Matt Sealy

Personal information
- Nationality: United Kingdom
- Born: 21 June 1982 (age 44) Toronto, Canada

Sport
- Country: Great Britain
- Sport: Wheelchair basketball
- Event: Men's team
- Club: Capital City Aces
- Team: Bulldogs

= Matt Sealy =

British wheelchair basketball player (born 1982)

Matt Sealy (born 21 June 1982) is a British wheelchair basketball player. He was selected to play for Team GB in the 2012 Summer Paralympics in London.

==Personal life==
Sealy was born on 21 June 1982 in Toronto, Canada. He currently lives in Maidenhead, Berkshire. He became a paraplegic in 1985 after a car accident.

==Wheelchair basketball==
He was introduced to wheelchair basketball by his mother, when she took him to a National Junior Games taster session in Stoke Mandeville, Buckinghamshire in 1993. Since then, he has played wheelchair basketball for over seventeen years. He is classed as a 2.0 wheelchair basketball player. He once played for an Italian wheelchair basketball squad. He spent twelve years with Super League Club Aces. He helped this team win gold in the Super Wheelchair Basketball League Cup. He has represented Great Britain under 22s (Team GB under 22s) in two European Championships. He made his official Great Britain debut at the BT Paralympic World Cup in 2006. Since then, he has played in European Championship and World Championship matches for Great Britain.

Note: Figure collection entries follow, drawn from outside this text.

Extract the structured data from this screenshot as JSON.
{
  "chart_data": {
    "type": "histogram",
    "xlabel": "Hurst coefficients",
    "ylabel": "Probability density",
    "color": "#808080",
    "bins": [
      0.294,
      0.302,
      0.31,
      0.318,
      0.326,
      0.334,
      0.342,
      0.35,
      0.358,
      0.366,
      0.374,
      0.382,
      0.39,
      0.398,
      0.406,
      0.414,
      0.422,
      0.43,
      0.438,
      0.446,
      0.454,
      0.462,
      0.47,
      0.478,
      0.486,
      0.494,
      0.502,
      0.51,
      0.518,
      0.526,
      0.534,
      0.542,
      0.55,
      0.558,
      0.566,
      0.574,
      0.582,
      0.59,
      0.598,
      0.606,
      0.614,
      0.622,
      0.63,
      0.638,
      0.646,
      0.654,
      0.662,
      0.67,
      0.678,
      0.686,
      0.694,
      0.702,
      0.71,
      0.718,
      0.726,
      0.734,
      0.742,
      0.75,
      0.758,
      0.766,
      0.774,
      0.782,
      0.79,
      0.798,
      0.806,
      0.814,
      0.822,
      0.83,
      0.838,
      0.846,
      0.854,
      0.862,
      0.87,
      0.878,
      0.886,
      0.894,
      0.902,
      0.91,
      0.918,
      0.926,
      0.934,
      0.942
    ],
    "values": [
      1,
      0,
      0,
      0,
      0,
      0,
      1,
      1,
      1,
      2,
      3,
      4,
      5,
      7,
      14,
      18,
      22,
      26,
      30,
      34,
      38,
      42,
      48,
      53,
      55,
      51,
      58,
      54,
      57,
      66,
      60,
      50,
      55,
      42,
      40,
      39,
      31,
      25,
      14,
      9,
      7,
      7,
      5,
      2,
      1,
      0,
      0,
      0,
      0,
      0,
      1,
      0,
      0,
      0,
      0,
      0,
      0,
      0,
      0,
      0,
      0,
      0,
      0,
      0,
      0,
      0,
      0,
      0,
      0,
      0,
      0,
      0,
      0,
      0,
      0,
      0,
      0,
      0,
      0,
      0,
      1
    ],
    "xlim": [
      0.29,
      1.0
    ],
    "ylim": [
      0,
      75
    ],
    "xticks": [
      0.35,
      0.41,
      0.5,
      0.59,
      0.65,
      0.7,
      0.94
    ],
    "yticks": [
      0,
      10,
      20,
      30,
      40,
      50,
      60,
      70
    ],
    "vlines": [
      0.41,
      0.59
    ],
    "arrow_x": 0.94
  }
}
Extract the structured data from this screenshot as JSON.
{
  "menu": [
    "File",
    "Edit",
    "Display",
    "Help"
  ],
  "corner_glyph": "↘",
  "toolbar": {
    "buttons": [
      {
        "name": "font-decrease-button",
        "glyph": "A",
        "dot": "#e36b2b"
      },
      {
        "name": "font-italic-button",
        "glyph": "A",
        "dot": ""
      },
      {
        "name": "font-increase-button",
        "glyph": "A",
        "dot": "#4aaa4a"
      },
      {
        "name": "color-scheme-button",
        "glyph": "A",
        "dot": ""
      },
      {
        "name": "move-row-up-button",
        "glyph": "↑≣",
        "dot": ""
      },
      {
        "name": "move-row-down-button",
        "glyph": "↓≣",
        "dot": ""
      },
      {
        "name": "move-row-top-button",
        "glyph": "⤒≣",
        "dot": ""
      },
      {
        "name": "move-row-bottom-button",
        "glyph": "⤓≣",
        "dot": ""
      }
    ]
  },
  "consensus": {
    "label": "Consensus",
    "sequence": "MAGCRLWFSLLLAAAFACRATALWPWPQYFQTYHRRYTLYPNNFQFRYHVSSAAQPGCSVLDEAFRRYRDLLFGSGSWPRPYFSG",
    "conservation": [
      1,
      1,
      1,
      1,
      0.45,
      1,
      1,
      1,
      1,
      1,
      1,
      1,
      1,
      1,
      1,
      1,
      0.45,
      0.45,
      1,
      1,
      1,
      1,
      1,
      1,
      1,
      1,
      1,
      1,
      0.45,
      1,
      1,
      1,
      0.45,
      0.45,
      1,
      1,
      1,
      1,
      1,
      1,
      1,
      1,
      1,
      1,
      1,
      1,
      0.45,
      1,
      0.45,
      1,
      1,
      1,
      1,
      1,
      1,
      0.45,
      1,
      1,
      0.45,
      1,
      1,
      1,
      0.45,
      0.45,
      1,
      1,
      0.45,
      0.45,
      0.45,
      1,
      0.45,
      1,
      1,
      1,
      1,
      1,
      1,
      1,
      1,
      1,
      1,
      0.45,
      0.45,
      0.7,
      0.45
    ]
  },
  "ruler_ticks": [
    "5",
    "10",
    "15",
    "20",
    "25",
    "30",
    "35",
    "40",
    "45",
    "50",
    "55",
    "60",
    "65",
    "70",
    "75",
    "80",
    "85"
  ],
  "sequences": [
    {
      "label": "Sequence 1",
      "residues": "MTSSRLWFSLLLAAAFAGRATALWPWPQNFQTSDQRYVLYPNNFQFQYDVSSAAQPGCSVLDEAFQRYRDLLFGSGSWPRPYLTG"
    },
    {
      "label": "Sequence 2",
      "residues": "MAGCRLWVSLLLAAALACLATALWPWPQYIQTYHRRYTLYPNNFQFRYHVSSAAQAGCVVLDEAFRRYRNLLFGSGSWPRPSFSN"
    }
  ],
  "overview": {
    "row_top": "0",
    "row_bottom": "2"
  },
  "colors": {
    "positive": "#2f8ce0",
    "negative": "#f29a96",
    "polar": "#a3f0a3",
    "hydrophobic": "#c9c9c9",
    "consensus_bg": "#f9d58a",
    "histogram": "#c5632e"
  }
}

Despite his long career, Sealy has only competed in three championships as a senior. The first was the 2009 European Championships, held in Adana, an agricultural city in southern Turkey. In this event, he won a bronze medal; coming third place, along with the British team. In 2010, he played in the 2010 World Wheelchair Basketball Championships, held on home soil in Birmingham, England. However, the team finished in fifth place in this event. In 2011, he was in the 2011 European Championships, held in Nazareth, northern Israel. This match saw a victory for Sealy and his team.